Rose sounds, by the end of The Plague, a little tired of the idealization of the world as being whole. Disorder need not be grave, she’s saying now:
Nothing is more dangerous than confronting a world full of fear, arms akimbo, with a boast. Or hanging on in the face of disaster to the idea that we each, individually, are good, that our perfection, lamentably unmatched by an imperfect reality, is something into which the ills of the time—pandemic, climate catastrophe, and war—randomly and unfairly encroach. According to such a mindset, the more insecure things appear, the more confident, assertive, and controlling we need to become in order to master both the world and ourselves. . . . Being convinced we have moral ownership of the earth is the best way to make it uninhabitable.
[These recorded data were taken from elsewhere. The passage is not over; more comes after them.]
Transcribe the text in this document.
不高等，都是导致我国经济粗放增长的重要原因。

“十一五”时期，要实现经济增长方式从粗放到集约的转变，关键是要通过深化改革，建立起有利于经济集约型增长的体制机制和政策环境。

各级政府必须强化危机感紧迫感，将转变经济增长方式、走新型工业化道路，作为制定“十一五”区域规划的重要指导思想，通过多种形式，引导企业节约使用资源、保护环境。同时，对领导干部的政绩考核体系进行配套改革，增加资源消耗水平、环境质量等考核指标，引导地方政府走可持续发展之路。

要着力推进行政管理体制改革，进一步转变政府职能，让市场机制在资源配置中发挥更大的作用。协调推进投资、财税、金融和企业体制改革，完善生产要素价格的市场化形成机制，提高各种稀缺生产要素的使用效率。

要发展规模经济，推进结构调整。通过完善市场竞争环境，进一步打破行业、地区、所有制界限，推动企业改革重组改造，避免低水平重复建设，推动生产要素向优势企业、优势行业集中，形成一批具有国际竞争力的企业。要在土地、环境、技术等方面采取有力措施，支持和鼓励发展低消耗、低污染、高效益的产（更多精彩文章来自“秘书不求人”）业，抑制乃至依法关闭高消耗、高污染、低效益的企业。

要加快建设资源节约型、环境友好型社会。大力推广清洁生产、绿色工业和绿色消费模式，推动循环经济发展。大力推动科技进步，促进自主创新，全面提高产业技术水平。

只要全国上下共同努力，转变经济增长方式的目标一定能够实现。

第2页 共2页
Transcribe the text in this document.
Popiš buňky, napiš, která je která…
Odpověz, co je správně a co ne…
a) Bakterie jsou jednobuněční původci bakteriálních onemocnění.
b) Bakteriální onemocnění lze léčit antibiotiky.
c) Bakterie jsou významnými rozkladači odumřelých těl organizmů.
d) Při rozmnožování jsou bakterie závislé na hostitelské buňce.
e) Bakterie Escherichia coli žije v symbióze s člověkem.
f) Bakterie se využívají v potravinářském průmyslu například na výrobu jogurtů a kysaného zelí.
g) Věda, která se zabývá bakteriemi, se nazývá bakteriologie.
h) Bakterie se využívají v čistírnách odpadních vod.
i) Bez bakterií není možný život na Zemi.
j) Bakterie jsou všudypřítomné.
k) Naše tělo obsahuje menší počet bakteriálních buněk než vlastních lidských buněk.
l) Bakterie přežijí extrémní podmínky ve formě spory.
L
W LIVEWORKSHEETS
Writing is an airless medium, ill-suited by its nature to chaotic times. A piece requires some ordering, or it is impossible to read. Only at the end is there the choice to disclose, a hard one to make when every cell in the left-front section of the brain is screaming for closure. What could be more frightening for the writer, an ever-precocious child, than the thought of losing the thread? It’s the thread, authorship, which indexes not only one’s differentiation from others (lovability) but also one’s grasp on another (love). Yet every definition—the point not of language, but of text; the end—is a failure of mourning that speaks to the loss of conception. Someone as bound to listen as Jacqueline Rose will not mind if I end an essay about her book with another writer’s words, even a poet’s. “A broken heart stays open,” Alice Notley said.
Sarah Nicole Prickett is a writer living in New York.